Email spam is then filtered by employing, at least in part, search query monetization values and/or specific user advertiser interactions 706, ending the flow 708. For example, a filtering process can include a low monetization value queries algorithm and/or a high monetization value queries algorithm and the like. It can be appreciated that there are many different algorithms that can be employed with instances disclosed herein. Different algorithms can be employed to adequately weight the search query monetization values to improve email spam filtering. Use of specific user advertisement interactions can also be invaluable to user satisfaction during the filtering of email. Users who desire to receive email related to a likely spam topic will be dissatisfied if those topics are removed and/or flagged. Thus, by incorporating specific user advertisement interactions into the filtering process, the spam filtering can be tuned for individual users, substantially increasing the user's satisfaction with the filtering process.
The various components and processes described above can reside in similar and/or disparate locations that require various communication means to retrieve/obtain information/data.

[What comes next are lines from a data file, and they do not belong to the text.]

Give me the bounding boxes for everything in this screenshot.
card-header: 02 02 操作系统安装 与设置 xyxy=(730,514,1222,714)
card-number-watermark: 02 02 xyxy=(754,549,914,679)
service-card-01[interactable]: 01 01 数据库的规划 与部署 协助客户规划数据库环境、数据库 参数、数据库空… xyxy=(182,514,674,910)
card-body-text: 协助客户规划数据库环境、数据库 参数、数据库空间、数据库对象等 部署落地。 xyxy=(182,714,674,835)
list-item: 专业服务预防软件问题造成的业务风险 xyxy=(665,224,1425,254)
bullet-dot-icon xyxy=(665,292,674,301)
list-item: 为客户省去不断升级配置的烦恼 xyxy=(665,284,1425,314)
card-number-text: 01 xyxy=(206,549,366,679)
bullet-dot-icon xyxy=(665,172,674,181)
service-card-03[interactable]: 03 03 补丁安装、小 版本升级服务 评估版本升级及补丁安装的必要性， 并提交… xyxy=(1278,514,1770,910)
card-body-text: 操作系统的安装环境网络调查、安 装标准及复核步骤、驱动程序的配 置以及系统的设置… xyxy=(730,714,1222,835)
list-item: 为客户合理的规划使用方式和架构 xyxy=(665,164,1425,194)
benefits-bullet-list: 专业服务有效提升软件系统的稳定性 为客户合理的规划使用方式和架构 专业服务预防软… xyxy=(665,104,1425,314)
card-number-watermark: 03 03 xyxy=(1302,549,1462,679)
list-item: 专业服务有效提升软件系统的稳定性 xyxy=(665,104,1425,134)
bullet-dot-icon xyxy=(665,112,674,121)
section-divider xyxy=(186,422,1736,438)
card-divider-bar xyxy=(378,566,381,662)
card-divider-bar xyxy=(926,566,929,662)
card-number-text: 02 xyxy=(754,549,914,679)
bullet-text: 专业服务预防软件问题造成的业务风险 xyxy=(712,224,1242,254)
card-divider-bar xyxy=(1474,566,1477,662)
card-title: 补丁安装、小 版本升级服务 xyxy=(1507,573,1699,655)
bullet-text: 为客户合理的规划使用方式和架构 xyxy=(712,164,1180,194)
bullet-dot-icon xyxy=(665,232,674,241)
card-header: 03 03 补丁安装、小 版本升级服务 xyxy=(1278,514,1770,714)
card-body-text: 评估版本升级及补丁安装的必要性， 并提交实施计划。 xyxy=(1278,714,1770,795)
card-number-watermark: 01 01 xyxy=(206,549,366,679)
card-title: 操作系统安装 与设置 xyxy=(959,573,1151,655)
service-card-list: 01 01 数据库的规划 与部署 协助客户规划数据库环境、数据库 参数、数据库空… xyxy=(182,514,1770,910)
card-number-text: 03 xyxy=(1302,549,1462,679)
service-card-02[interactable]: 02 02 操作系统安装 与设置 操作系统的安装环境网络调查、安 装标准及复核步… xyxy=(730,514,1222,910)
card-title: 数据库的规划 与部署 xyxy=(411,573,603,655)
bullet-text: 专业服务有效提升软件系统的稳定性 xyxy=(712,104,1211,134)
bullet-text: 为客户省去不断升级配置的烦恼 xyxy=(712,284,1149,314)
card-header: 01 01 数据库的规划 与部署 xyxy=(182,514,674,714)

It is to be appreciated that the systems and/or methods of the embodiments can be utilized in search query monetization value facilitating computer components and non-computer related components alike. Further, those skilled in the art will recognize that the systems and/or methods of the embodiments are employable in a vast array of electronic related technologies, including, but not limited to, computers, servers and/or handheld electronic devices, and the like.
What has been described above includes examples of the embodiments. It is, of course, not possible to describe every conceivable combination of components or methodologies for purposes of describing the embodiments, but one of ordinary skill in the art may recognize that many further combinations and permutations of the embodiments are possible. Accordingly, the subject matter is intended to embrace all such alterations, modifications and variations that fall within the spirit and scope of the appended claims. Furthermore, to the extent that the term “includes” is used in either the detailed description or the claims, such term is intended to be inclusive in a manner similar to the term “comprising” as “comprising” is interpreted when employed as a transitional word in a claim.